Major data types: demographics, boundaries
SafeGraph provides a cleaned-up version of the US Census Bureau’s American Community Survey, suitable for a bulk data download. The report includes geometric representations of US census block groups, as well as over 7,500 demographic attributes of the people who live within those neighborhoods. This is incredibly valuable information for investors to understand who consumers are in a given area of the US, and thus which businesses they are likely to patronize.
Major data types: points of interest, boundaries, roads & transportation, addresses
The US Department of Transportation’s National Address Database project has recorded over 65 million confirmed US street addresses. Investors could use this to verify location details of businesses and real estate assets in the US. A sub-organization of the USDOT, the Bureau of Transportation Statistics, also has all sorts of pre-mapped datasets that can be analyzed for transportation investment or assessing the accessibility of places. And all of this data is free and publicly available.
Major data types: property, foot traffic
Veraset gives you a choice of two geospatial datasets. Its “Movement” dataset covers over 150 countries around the world, using hundreds of billions of anonymized GPS signals to track daily footfall around various points of interest. Its “Visits” dataset currently only covers the US, but combines foot traffic data with precise polygon property models to count daily visits to over 6 million businesses. Either dataset is handy if you’re looking at a company’s performance through the lens of how busy locations near their stores get, but “Visits” in particular makes it easy to attribute visits to a specific store.

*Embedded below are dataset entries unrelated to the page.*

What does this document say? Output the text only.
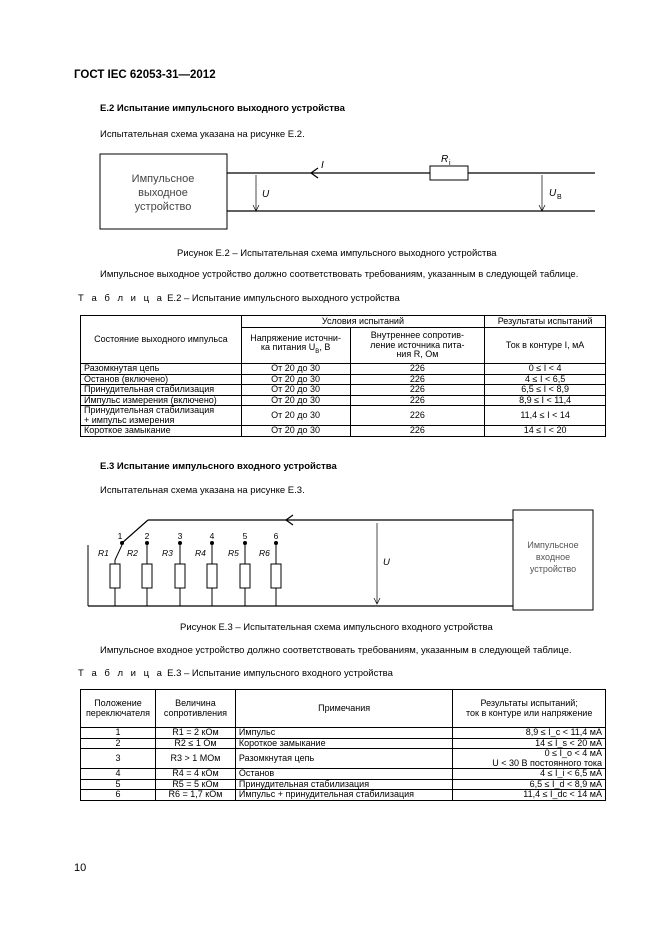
ГОСТ IEC 62053-31—2012
E.2 Испытание импульсного выходного устройства
Испытательная схема указана на рисунке Е.2.
Импульсное
выходное
устройство
I
U
R i
U B
Рисунок Е.2 – Испытательная схема импульсного выходного устройства
Импульсное выходное устройство должно соответствовать требованиям, указанным в следующей таблице.
Т а б л и ц а Е.2 – Испытание импульсного выходного устройства
Состояние выходного импульса	Условия испытаний		Результаты испытаний
	Напряжение источни-
ка питания $U_B$, В	Внутреннее сопротив-
ление источника пита-
ния R, Ом	Ток в контуре I, мА
Разомкнутая цепь	От 20 до 30	226	0 ≤ I < 4
Останов (включено)	От 20 до 30	226	4 ≤ I < 6,5
Принудительная стабилизация	От 20 до 30	226	6,5 ≤ I < 8,9
Импульс измерения (включено)	От 20 до 30	226	8,9 ≤ I < 11,4
Принудительная стабилизация
+ импульс измерения	От 20 до 30	226	11,4 ≤ I < 14
Короткое замыкание	От 20 до 30	226	14 ≤ I < 20
E.3 Испытание импульсного входного устройства
Испытательная схема указана на рисунке Е.3.
1	2	3	4	5	6
R1 R2	R3	R4	R5 R6
U
Импульсное
входное
устройство
Рисунок Е.3 – Испытательная схема импульсного входного устройства
Импульсное входное устройство должно соответствовать требованиям, указанным в следующей таблице.
Т а б л и ц а Е.3 – Испытание импульсного входного устройства
Положение
переключателя	Величина
сопротивления	Примечания	Результаты испытаний;
ток в контуре или напряжение
1	R1 = 2 кОм	Импульс	8,9 ≤ I_c < 11,4 мА
2	R2 ≤ 1 Ом	Короткое замыкание	14 ≤ I_s < 20 мА
3	R3 > 1 МОм	Разомкнутая цепь	0 ≤ I_o < 4 мА
U < 30 В постоянного тока
4	R4 = 4 кОм	Останов	4 ≤ I_i < 6,5 мА
5	R5 = 5 кОм	Принудительная стабилизация	6,5 ≤ I_d < 8,9 мА
6	R6 = 1,7 кОм	Импульс + принудительная стабилизация	11,4 ≤ I_dc < 14 мА
10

Major data types: online purchases, property rentals, transportation transactions, corporate insights, points of interest
Vertical Knowledge is another company that has a little bit of all different kinds of alternative data, as it sources its datasets from what’s publicly available on the Internet. You’ll find data there on things like best-selling books, air travel, cruises, car rentals & purchases, short-term housing rentals, company summaries, and retail points of interest. So whatever your investment strategy, you’ll likely find some alternative data from Vertical Knowledge that will provide you with insights.
Hopefully you now have a better idea of what kinds of alternative data are out there, and where some of the most reliable places to get it from are.